Section: Bilateral Contracts and Grants with Industry
Bilateral Grants with Industry
INTEL Corp. , 2013 - 2014
Participants : Philippe Preux, Michal Valko, Rémi Munos, Adrien Hoarau.
This is a research project on Algorithmic Determination of IoT Edge Analytics Requirements. We are attempting to solve the problem of how to automatically predict the system requirements for edge node analytics in the Internet of Things (IoT). We envision that a flexible extensible system of edge analytics can be created for IoT management; however, edge nodes can be very different in terms of the systems requirements around: processing capability, wireless communication, security/cryptography, guaranteed responsiveness, guaranteed quality of service and on-board memory requirements.
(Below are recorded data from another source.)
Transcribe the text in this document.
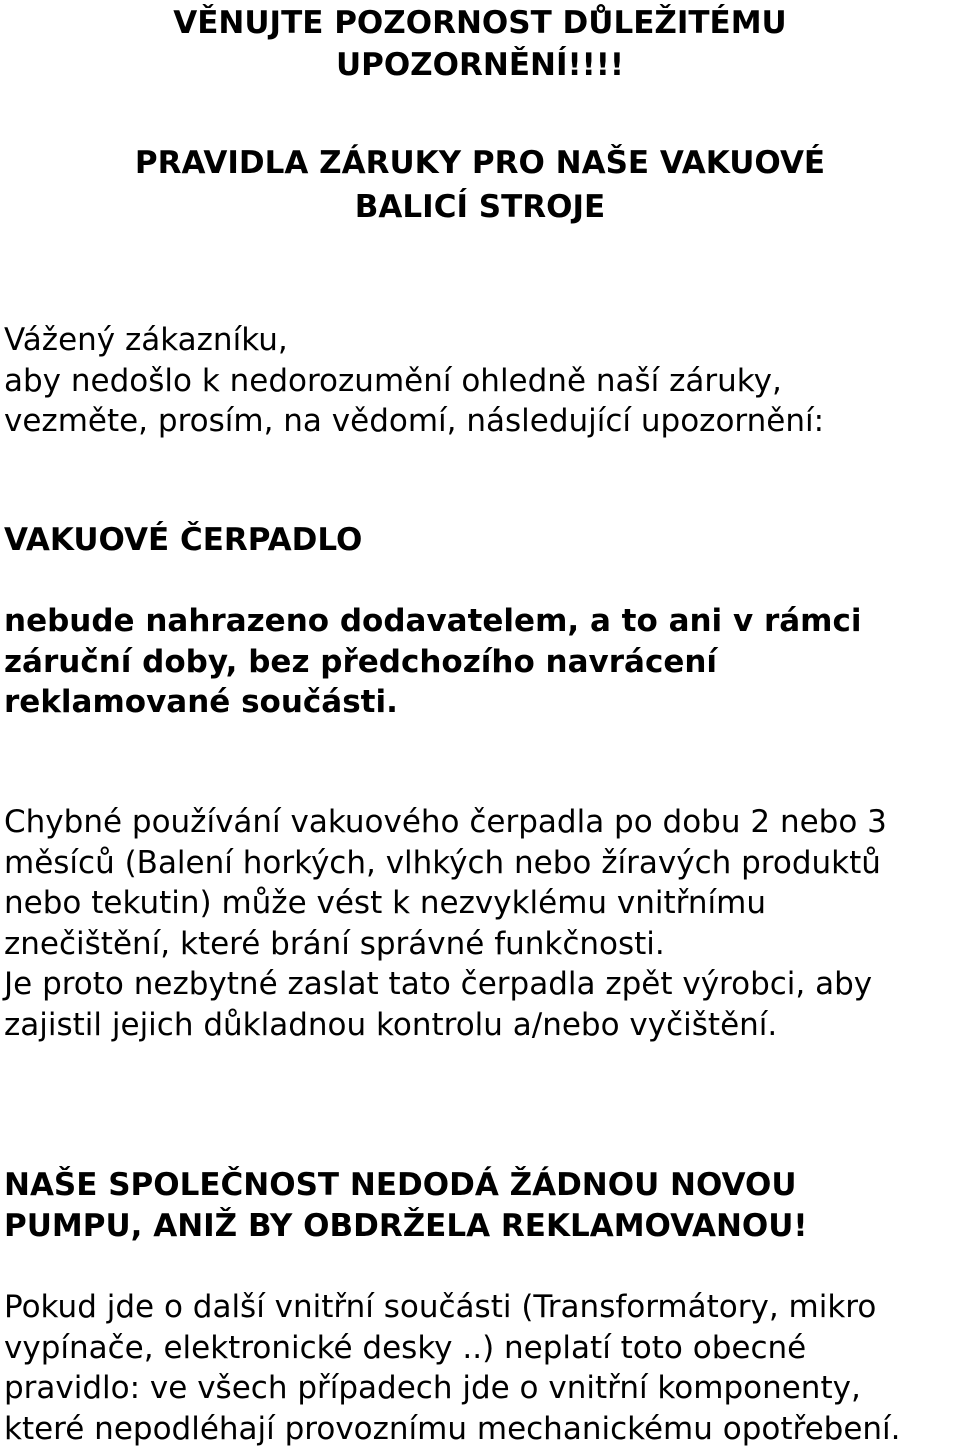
VĚNUJTE POZORNOST DŮLEŽITÉMU
UPOZORNĚNÍ!!!!
PRAVIDLA ZÁRUKY PRO NAŠE VAKUOVÉ
BALICÍ STROJE
Vážený zákazníku,
aby nedošlo k nedorozumění ohledně naší záruky,
vezměte, prosím, na vědomí, následující upozornění:
VAKUOVÉ ČERPADLO
nebude nahrazeno dodavatelem, a to ani v rámci
záruční doby, bez předchozího navrácení
reklamované součásti.
Chybné používání vakuového čerpadla po dobu 2 nebo 3
měsíců (Balení horkých, vlhkých nebo žíravých produktů
nebo tekutin) může vést k nezvyklému vnitřnímu
znečištění, které brání správné funkčnosti.
Je proto nezbytné zaslat tato čerpadla zpět výrobci, aby
zajistil jejich důkladnou kontrolu a/nebo vyčištění.
NAŠE SPOLEČNOST NEDODÁ ŽÁDNOU NOVOU
PUMPU, ANIŽ BY OBDRŽELA REKLAMOVANOU!
Pokud jde o další vnitřní součásti (Transformátory, mikro
vypínače, elektronické desky ..) neplatí toto obecné
pravidlo: ve všech případech jde o vnitřní komponenty,
které nepodléhají provoznímu mechanickému opotřebení.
One of the challenges of managing a heterogeneous Internet of Things is determining the systems requirements at each edge node in the network.
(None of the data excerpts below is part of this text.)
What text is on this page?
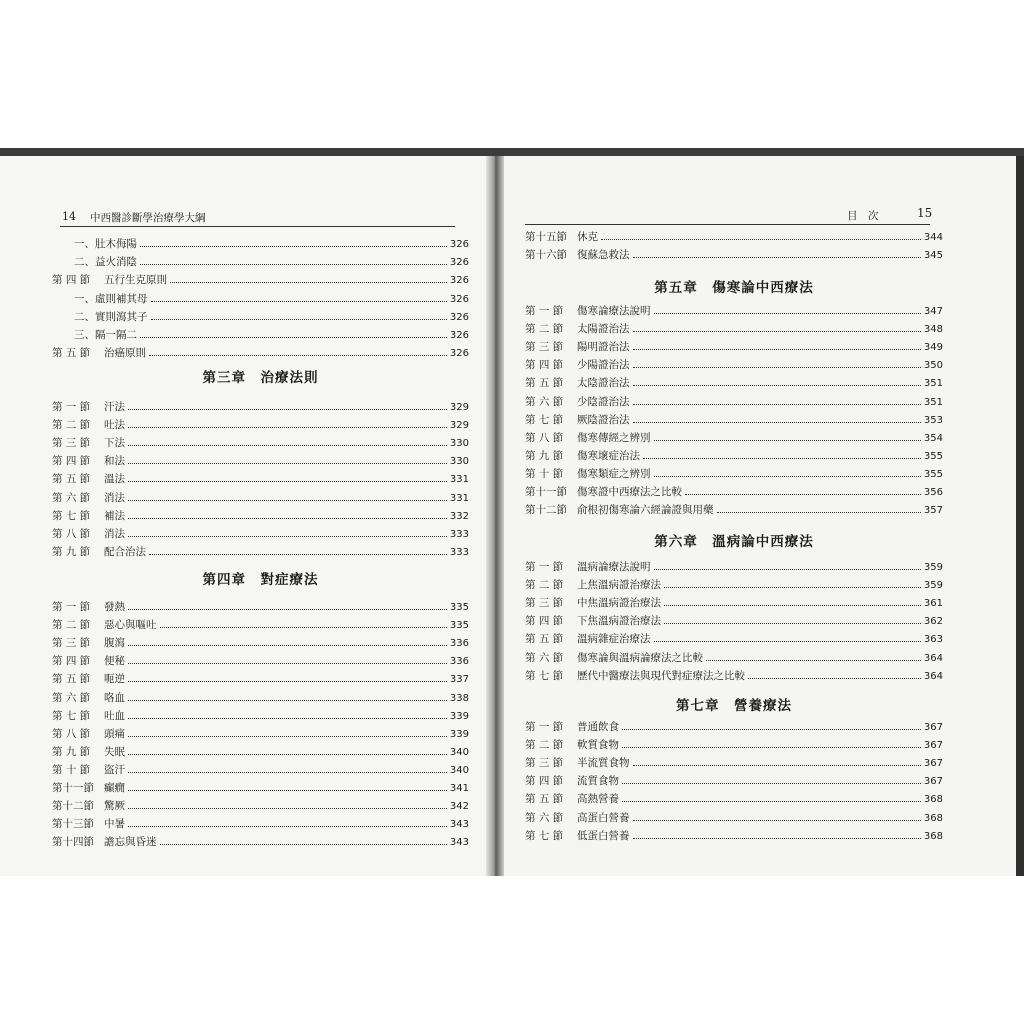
14 中西醫診斷學治療學大綱
一、肚木侮陽	326
二、益火消陰	326
第 四 節	五行生克原則	326
一、虛則補其母	326
二、實則瀉其子	326
三、隔一隔二	326
第 五 節	治癌原則	326
第三章　治療法則
第 一 節	汗法	329
第 二 節	吐法	329
第 三 節	下法	330
第 四 節	和法	330
第 五 節	溫法	331
第 六 節	消法	331
第 七 節	補法	332
第 八 節	消法	333
第 九 節	配合治法	333
第四章　對症療法
第 一 節	發熱	335
第 二 節	惡心與嘔吐	335
第 三 節	腹瀉	336
第 四 節	便秘	336
第 五 節	呃逆	337
第 六 節	咯血	338
第 七 節	吐血	339
第 八 節	頭痛	339
第 九 節	失眠	340
第 十 節	盜汗	340
第十一節 癲癇	341
第十二節 驚厥	342
第十三節 中暑	343
第十四節 譫忘與昏迷	343
目　次	15
第十五節 休克	344
第十六節 復蘇急救法	345
第五章　傷寒論中西療法
第 一 節	傷寒論療法說明	347
第 二 節	太陽證治法	348
第 三 節	陽明證治法	349
第 四 節	少陽證治法	350
第 五 節	太陰證治法	351
第 六 節	少陰證治法	351
第 七 節	厥陰證治法	353
第 八 節	傷寒傳經之辨別	354
第 九 節	傷寒壞症治法	355
第 十 節	傷寒類症之辨別	355
第十一節 傷寒證中西療法之比較	356
第十二節 俞根初傷寒論六經論證與用藥	357
第六章　溫病論中西療法
第 一 節	溫病論療法說明	359
第 二 節	上焦溫病證治療法	359
第 三 節	中焦溫病證治療法	361
第 四 節	下焦溫病證治療法	362
第 五 節	溫病雜症治療法	363
第 六 節	傷寒論與溫病論療法之比較	364
第 七 節	歷代中醫療法與現代對症療法之比較	364
第七章　營養療法
第 一 節	普通飲食	367
第 二 節	軟質食物	367
第 三 節	半流質食物	367
第 四 節	流質食物	367
第 五 節	高熱營養	368
第 六 節	高蛋白營養	368
第 七 節	低蛋白營養	368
We suggest exploiting opportunity of being able to automatically customize large scale IoT systems that could comprise heterogeneous edge nodes and allow a flexible and scalable component and firmware SoC systems to be matched to the individual need of enterprise/ government level IoT customers. We propose using large scale sequential decision learning algorithms, particularly contextual bandit modeling to automatically determine the systems requirements for edge analytics. These algorithms have an adaptive property that allows for the addition of new nodes and the re-evaluation of existing nodes under dynamic and potentially adversarial conditions.